7,984 middle-aged and older adults (3612 male, 4372 female, mean age 65.4 years) were included in the HRS analyses and 458,547 participants in UKB (209792 male, 248755 female, mean age 57.3 years). All the participants were of European ancestry. Schizophrenia PRS were negatively associated with BMI in HRS (β= -0.04; 95% CI -0.004 to -0.08, p < 0.05, R² = 0.05) and UKB (- 0.140; 95% CI −0.154 to −0.126, p < 1×10⁻⁵, ΔR² = 0.0008).

Discussion

We replicated the negative association between Schizophrenia PGS and BMI in two different cohorts and life stages. Specifically in UKB, a one-unit increase in SCZ-PRS was associated with an approximately 0.14 unit decrease in BMI. Our findings contribute to the accumulating evidence suggesting that the high rates of obesity observed among persons with schizophrenia is not explained by genetic liability to high BMI but is likely related to several extrinsic factors including antipsychotic medications, sedentary lifestyle, and diet. Additional research is warranted to examine how schizophrenia genetic liability impacts BMI and metabolic traits across the life course.
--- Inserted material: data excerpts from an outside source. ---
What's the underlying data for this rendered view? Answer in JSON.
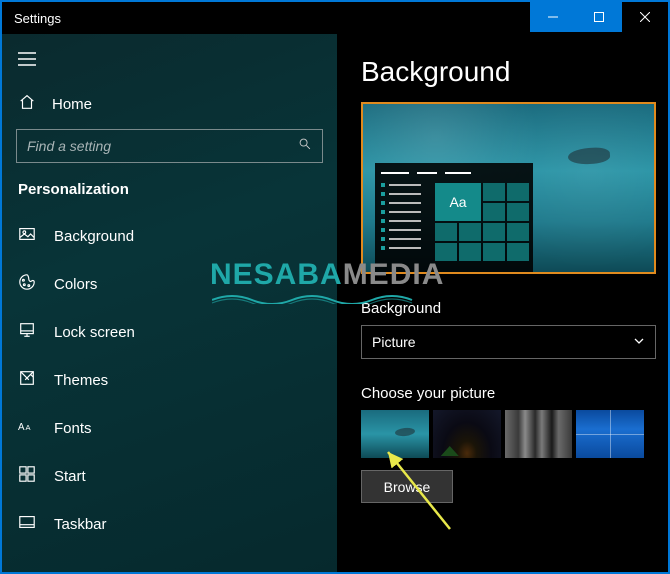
{
  "window": {
    "title": "Settings"
  },
  "sidebar": {
    "home": "Home",
    "search_placeholder": "Find a setting",
    "section": "Personalization",
    "items": [
      {
        "label": "Background"
      },
      {
        "label": "Colors"
      },
      {
        "label": "Lock screen"
      },
      {
        "label": "Themes"
      },
      {
        "label": "Fonts"
      },
      {
        "label": "Start"
      },
      {
        "label": "Taskbar"
      }
    ]
  },
  "content": {
    "title": "Background",
    "preview_sample_text": "Aa",
    "dropdown_label": "Background",
    "dropdown_value": "Picture",
    "choose_label": "Choose your picture",
    "browse_label": "Browse"
  },
  "watermark": {
    "part1": "NESABA",
    "part2": "MEDIA"
  },
  "colors": {
    "accent": "#0078d7",
    "annotation": "#e08a1e",
    "arrow": "#e8e84a"
  }
}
Learning Objective 1: Show that obesity is highly prevalent among individuals with schizophrenia

Learning Objective 2: Demonstrate that genetic liability for schizophrenia is inversely related to BMI

References

  1. Zheutlin, A. B., Dennis, J., Karlsson Linnér, R., et al. Penetrance and Pleiotropy of Polygenic Risk Scores for Schizophrenia in 106,160 Patients Across Four Health Care Systems. The American journal of psychiatry. 2019;176(10) 846–855.
  2. Solmi, F., Mascarell, M. C., Zammit, S., et al. Polygenic risk for schizophrenia, disordered eating behaviors and body mass index in adolescents. The British journal of psychiatry. 2019;215(1), 428–433.